What is it like looking back on a nearly two-hundred page thesis after almost three years?

This site was primarily launched as a follow-up to my thesis ‘Comics in Clinical Practice: a Grounded Theory Exploration of How Sequential Art is Applied to Talking Therapy’ (which is available to read in full, for free, here).

I’ll be starting a summary of the thesis and the overall research project it was about in another series of posts, but wanted to reflect a bit on what the project is like to revisit in this post.

I’m told choosing a subject for a doctoral project is always difficult, but I only have my own experience to go on. In some psychologist trainings this involves choosing from a selection of options from a supervisor, and in other doctoral programmes outside of psychology it’s typical for people to have to pitch a detailed explanation of their research project before they’re even considered as an applicant for their doctoral training.

In my experience, I was two years into training as a counselling psychologist in the UK before I needed to formally submit any sort of proposal, and I was told the subject could be about anything I liked as long as it was to do with counselling psychology and talking therapy.

Anyone who’s ever seen a ten-page menu knows there’s such a thing as too much choice. This level of openness paralysed everyone in my cohort, including me. Looking back at the finished work now, my first though is “how lucky was I to find a subject that fit me, my interests, and my personal history as well as this subject did”. Some of my peers changed their research topic numerous times (one changed seven times) but once I’d hit on this topic I knew it had legs and I knew I needed to stick with it.

My second thought is, I think, a bit more interesting and is something I’m going to explore further in future. It’s about how defensive I was of this topic once I’d decided to explore it. This wasn’t limited to me either, a pretty broad range of the research literature I consumed during my literature review was written from a very defensive position. It was as if I, and other researchers before me, anticipated that researching the subject of sequential art would be met with a harsh response of some kind.

In many ways, the experience I’ve had of people being interested in the subject of applying sequential art to talking therapy seems to come from their surprise that the practice would exist in the first place. For some people this is a surprise that seems to delight them, to spark their imagination and to suggest a new range of possibilities. For others, they seem to experience it as amusing, even “cute”. Initially this can lead them to engage with the subject a bit, but often I’ve found that they don’t engage for very long.

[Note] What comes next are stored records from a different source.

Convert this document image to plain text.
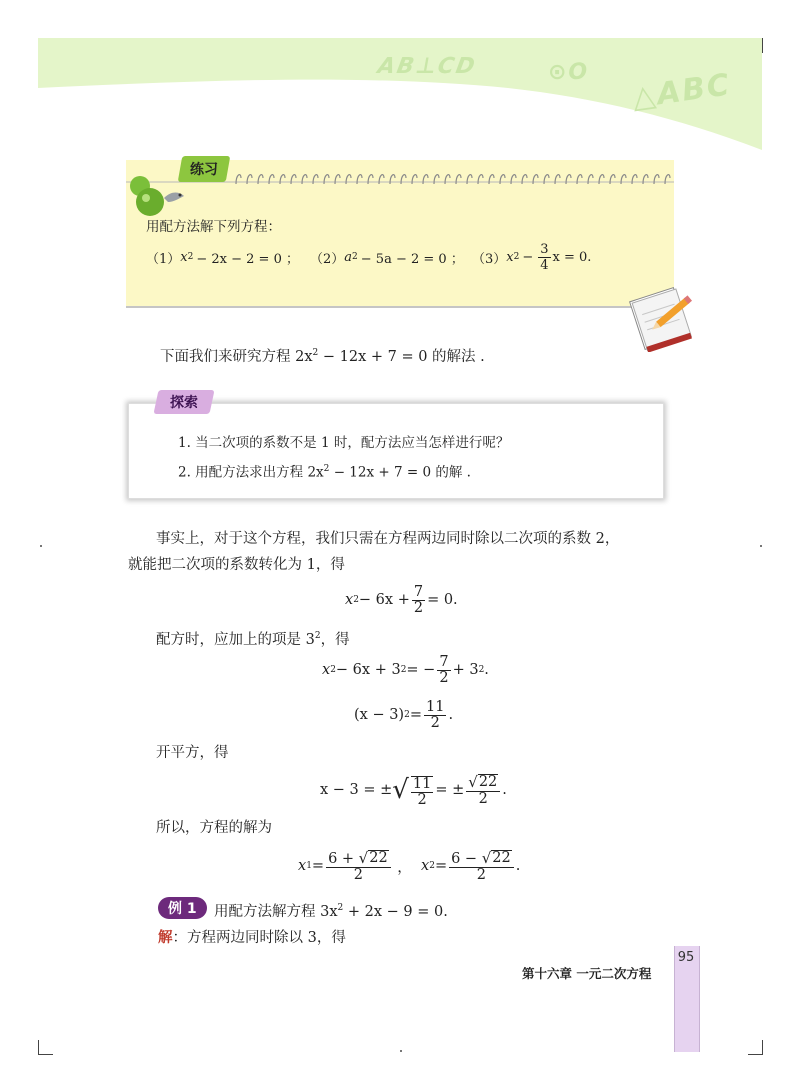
AB⊥CD	⊙O △ABC
练习
用配方法解下列方程：
（1） x 2 − 2x − 2 = 0 ； （2） a 2 − 5a − 2 = 0 ； （3） x $2 - \frac{3}{4}$ x = 0.
下面我们来研究方程 $2x^2 - 12x + 7 = 0$ 的解法 .
探索
1. 当二次项的系数不是 1 时，配方法应当怎样进行呢？
2. 用配方法求出方程 $2x^2 - 12x + 7 = 0$ 的解 .
事实上，对于这个方程，我们只需在方程两边同时除以二次项的系数 2，
就能把二次项的系数转化为 1，得
x $2 - 6x + \frac{7}{2} = 0$.
配方时，应加上的项是 $3^2$，得
x 2 − 6x + 3 2 = − $\frac{7}{2} + 3$ 2 .
(x − 3) $2 = \frac{11}{2}$ .
开平方，得
x − 3 = ± √ $\frac{11}{2}$ = ± $\frac{√ 22}{2}$ .
所以，方程的解为
x $1 = \frac{6 + √ 22}{2}$ ， x $2 = \frac{6 - √ 22}{2}$ .
例 1	用配方法解方程 $3x^2 + 2x - 9 = 0$.
解：方程两边同时除以 3，得
95
第十六章 一元二次方程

When I got into the process of considering how I’d go about doing the research I was a bit hung up on the idea of trying to make the case that “comics could be a viable clinical tool actually!” because I was assuming that this case needed to be made. I was wrong though, all that was necessary was to acknowledge that this tool was already being used. The numbers might have been small, but the work was being done. So, in my research project, defending the potential of sequential art as a viable clinical tool was…kind of unnecessary. I could just approach therapists that had been doing the work and explore what that had been like for them and their clients, and see if there was something to learn from a cross-section of these experiences.

I still see people approaching this subject from a defensive position today, and I empathise with them, but I think this field is now at a stage where we can start to explore why the defensiveness is there. I think the medium of sequential art, and the work of therapists that apply it to their work responsibly, are both robust enough to stand on their own.